On Thursday 27 August 2009 01:54:30 david@xxxxxxx wrote:On Thu, 27 Aug 2009, Rob Landley wrote:
Today we have cheap plentiful USB keys that act like hard drives, except
that their write block size isn't remotely the same as hard drives', but
they pretend it is, and then the block wear levelling algorithms fuzz
things further. (Gee, a drive controller lying about drive geometry, the
scsi crowd should feel right at home.)
actually, you don't know if your USB key works that way or not.
Um, yes, I think I do.
Pavel has ssome that do, that doesn't mean that all flash drives do
Pretty much all the ones that present a USB disk interface to the outside
world and then thus have to do hardware levelling. Here's Valerie Aurora on
the topic:
http://valhenson.livejournal.com/25228.html
Let's start with hardware wear-leveling. Basically, nearly all practical
implementations of it suck. You'd imagine that it would spread out writes
over all the blocks in the drive, only rewriting any particular block after
every other block has been written. But I've heard from experts several
times that hardware wear-leveling can be as dumb as a ring buffer of 12
blocks; each time you write a block, it pulls something out of the queue
and sticks the old block in. If you only write one block over and over,
this means that writes will be spread out over a staggering 12 blocks! My
direct experience working with corrupted flash with built-in wear-leveling
is that corruption was centered around frequently written blocks (with
interesting patterns resulting from the interleaving of blocks from
different erase blocks). As a file systems person, I know what it takes to
do high-quality wear-leveling: it's called a log-structured file system and
they are non-trivial pieces of software. Your average consumer SSD is not
going to have sufficient hardware to implement even a half-assed
log-structured file system, so clearly it's going to be a lot stupider than
that.
Back to you:
when you do a write to a flash drive you have to do the following items
1. allocate an empty eraseblock to put the data on
2. read the old eraseblock
3. merge the incoming write to the eraseblock
4. write the updated data to the flash
5. update the flash trnslation layer to point reads at the new location
instead of the old location.
now if the flash drive does things in this order you will not loose any
previously written data.
That's what something like jffs2 will do, sure. (And note that mounting those
suckers is slow while it reads the whole disk to figure out what order to put
the chunks in.)
However, your average consumer level device A) isn't very smart, B) is judged
almost entirely by price/capacity ratio and thus usually won't even hide
capacity for bad block remapping. You expect them to have significant hidden
capacity to do safer updates with when customers aren't demanding it yet?

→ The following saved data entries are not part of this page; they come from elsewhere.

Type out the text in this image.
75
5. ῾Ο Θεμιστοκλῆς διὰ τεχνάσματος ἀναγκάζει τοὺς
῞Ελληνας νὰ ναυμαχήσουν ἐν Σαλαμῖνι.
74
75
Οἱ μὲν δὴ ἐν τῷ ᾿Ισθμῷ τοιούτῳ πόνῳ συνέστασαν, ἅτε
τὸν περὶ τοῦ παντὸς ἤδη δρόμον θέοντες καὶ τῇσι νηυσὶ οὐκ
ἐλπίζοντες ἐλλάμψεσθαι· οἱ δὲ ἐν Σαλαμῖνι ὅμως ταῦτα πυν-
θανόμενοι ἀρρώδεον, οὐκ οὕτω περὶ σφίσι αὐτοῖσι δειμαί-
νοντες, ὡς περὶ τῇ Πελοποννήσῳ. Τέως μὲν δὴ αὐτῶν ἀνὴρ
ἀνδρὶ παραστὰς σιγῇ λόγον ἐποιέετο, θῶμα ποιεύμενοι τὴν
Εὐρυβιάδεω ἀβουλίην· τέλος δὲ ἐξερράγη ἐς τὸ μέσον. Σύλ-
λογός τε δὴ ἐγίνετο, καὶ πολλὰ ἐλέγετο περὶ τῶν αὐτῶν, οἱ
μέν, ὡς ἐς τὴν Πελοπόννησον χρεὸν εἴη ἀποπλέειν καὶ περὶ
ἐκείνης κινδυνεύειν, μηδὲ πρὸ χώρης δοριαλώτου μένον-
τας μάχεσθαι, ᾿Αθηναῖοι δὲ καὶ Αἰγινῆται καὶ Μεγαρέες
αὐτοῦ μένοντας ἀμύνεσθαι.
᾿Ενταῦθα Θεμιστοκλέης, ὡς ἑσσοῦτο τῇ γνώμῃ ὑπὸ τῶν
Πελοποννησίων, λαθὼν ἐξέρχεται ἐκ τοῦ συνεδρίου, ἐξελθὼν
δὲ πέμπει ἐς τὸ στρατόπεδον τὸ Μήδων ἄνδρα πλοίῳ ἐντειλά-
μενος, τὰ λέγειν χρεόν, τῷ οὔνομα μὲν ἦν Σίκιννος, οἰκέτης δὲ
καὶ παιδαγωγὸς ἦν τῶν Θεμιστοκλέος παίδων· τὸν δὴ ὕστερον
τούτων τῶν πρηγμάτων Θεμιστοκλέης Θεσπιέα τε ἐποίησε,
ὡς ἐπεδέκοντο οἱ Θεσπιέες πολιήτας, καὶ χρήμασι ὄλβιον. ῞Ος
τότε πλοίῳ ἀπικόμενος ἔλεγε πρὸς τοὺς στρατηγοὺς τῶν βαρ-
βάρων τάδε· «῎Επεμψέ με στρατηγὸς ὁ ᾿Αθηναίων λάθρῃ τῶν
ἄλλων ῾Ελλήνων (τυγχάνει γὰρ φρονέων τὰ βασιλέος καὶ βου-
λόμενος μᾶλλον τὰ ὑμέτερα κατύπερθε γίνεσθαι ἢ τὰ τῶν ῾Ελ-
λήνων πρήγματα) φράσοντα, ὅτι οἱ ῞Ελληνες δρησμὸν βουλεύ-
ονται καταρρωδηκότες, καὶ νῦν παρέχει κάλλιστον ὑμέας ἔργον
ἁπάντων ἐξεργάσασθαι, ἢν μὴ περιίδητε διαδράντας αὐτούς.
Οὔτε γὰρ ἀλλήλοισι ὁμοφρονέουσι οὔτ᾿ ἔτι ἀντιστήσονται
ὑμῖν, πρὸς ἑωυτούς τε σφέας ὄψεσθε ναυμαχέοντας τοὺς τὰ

if the flash drive does step 5 before it does step 4, then you have a
window where a crash can loose data (and no btrfs won't survive any better
to have a large chunk of data just disappear)
it's possible that some super-cheap flash drives
I've never seen one that presented a USB disk interface that _didn't_ do this.
(Not that this observation means much.) Neither the windows nor the Macintosh
world is calling for this yet. Even the Linux guys barely know about it. And
these are the same kinds of manufacturers that NOPed out the flush commands to
make their benchmarks look better...
but if the device doesn't have a flash translation layer, then repeated
writes to any one sector will kill the drive fairly quickly. (updates to
the FAT would kill the sectors the FAT, journal, root directory, or
superblock lives in due to the fact that every change to the disk requires
an update to this file for example)
Yup. It's got enough of one to get past the warantee, but beyond that they're
intended for archiving and sneakernet, not for running compiles on.
That said, ext3's assumption that filesystem block size always >= disk
update block size _is_ a fundamental part of this problem, and one that
isn't shared by things like jffs2, and which things like btrfs might be
able to address if they try, by adding awareness of the real media update
granularity to their node layout algorithms. (Heck, ext2 has a stripe
size parameter already. Does setting that appropriately for your raid
make this suck less? I haven't heard anybody comment on that one yet...)
I thought that that assumption was in the VFS layer, not in any particular
filesystem
The VFS layer cares about how to talk to the backing store? I thought that
was the filesystem driver's job...
I wonder how jffs2 gets around it, then? (Or for that matter, squashfs...)